The issue of pet ownership is an interesting one, too: We have lots of ways to express the unique relationship that people have with their pets: They’re our “fur family,” or “fur friends,” or any of many other terms that show that they’re part of our lives, not just accesories.
My partner and I have been experiencing a very real example of that relationship lately ourselves. Only a few weeks ago, her mother died of a stroke. The whole family has been grief-stricken, and that includes my mother-in-law’s dog. She doesn’t understand the death, or what we went through for the several weeks between the stroke and her passing, but she understands that the woman who loved her most isn’t there any more. She’s been listless and depressed, responses that we haven’t gotten from my mother-in-law’s car or furniture.

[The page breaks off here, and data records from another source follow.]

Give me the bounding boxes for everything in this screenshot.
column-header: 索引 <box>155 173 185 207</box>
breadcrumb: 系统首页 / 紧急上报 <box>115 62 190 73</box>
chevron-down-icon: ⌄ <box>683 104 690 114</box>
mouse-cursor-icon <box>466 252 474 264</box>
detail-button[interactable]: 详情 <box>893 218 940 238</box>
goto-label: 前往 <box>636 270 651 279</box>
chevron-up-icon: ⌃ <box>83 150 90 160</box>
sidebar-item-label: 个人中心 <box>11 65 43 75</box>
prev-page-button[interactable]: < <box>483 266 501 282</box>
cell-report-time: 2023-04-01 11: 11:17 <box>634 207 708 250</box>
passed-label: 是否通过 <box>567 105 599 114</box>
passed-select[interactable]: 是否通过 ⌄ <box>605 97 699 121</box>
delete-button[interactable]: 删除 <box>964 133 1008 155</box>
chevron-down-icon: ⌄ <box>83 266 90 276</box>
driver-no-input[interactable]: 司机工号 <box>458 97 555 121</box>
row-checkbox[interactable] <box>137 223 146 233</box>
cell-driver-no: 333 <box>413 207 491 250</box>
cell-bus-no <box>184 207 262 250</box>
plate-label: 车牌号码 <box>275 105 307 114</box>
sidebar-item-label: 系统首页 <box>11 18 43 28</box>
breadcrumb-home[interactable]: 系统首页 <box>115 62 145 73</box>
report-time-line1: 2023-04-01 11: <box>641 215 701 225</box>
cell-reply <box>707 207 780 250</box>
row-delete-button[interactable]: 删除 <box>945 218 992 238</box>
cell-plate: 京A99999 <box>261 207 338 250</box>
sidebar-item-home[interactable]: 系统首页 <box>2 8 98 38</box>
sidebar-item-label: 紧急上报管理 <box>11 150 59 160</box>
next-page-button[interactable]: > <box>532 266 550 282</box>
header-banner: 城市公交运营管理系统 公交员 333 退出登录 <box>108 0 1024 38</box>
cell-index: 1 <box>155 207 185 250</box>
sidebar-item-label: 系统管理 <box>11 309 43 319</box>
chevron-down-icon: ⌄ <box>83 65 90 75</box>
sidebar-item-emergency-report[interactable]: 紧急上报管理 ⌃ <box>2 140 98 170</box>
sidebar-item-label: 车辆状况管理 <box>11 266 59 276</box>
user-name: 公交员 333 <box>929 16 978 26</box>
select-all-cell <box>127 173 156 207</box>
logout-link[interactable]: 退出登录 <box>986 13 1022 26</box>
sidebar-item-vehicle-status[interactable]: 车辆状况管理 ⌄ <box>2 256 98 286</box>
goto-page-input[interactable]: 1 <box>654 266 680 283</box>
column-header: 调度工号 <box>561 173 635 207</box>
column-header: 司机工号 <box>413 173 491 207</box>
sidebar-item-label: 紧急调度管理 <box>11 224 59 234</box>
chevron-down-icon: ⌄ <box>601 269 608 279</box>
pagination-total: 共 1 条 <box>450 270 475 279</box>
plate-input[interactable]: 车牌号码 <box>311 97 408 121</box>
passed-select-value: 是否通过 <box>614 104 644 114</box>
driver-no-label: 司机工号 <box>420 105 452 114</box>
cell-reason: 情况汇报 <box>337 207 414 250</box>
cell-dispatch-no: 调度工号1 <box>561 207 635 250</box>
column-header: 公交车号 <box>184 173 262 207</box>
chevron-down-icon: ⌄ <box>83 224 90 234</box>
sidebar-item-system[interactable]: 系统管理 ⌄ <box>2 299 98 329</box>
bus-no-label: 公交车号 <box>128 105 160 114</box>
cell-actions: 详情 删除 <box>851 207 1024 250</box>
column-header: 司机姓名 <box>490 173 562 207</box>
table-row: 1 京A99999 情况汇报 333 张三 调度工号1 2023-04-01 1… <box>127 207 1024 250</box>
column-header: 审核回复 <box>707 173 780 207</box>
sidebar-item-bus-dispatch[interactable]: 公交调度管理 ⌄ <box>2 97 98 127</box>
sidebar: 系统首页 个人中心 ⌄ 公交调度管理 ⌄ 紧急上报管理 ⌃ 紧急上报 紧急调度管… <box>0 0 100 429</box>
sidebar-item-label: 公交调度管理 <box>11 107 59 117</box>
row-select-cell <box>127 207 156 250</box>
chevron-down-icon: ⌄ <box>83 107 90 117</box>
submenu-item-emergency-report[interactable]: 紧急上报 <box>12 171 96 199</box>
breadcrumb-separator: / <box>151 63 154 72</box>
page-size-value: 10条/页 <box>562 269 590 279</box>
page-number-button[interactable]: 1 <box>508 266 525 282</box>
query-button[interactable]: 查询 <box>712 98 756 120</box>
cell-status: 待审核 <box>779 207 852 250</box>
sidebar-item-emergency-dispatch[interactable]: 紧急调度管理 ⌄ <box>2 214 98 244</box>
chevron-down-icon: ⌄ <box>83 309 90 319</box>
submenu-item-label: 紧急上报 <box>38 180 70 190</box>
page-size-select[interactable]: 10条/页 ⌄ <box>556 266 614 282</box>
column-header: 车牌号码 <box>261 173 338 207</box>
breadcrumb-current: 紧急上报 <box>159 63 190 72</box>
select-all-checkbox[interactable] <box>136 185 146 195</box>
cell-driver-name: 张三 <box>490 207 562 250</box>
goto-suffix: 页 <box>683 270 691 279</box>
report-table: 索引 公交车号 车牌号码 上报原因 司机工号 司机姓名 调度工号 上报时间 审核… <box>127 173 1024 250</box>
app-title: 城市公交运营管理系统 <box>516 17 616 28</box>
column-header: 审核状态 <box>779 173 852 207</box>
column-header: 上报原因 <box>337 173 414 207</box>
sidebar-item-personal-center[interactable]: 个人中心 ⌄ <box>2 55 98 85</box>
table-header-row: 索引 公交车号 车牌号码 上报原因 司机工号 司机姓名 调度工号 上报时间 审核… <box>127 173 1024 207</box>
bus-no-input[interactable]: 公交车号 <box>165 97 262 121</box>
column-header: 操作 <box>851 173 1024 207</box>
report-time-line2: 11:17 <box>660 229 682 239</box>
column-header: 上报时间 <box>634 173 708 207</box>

Quebec isn’t the first government that’s tried to change the language of pet ownership. For over a decade, the organization In Defense of Animals has advocated replacing the term “pet owner” with “pet guardian.” Some cities in the United States, including San Francisco and Boulder, have officially adopted the terminology.
In Defense of Animals argues that moving away from ownership to guardianship is best for the rights and dignity of animals because:
The words we use are powerful. Words such as “love, peace and freedom,” have impacted societies and changed them for the better. “Guardian” is that kind of word. To be a true guardian means to reach into our hearts and allow for a deeper and more meaningful connection to form between ourselves and the animals who share our world – a connection that will most positively affect their lives and transform our own.
The Quebec law seems to take a similar philosophy, even though it still allows for animals to be raised as meat or other farming purposes.
What do you think? Do we own our pets? Do they own us? Does it matter what terms we use as long as we love and care for them?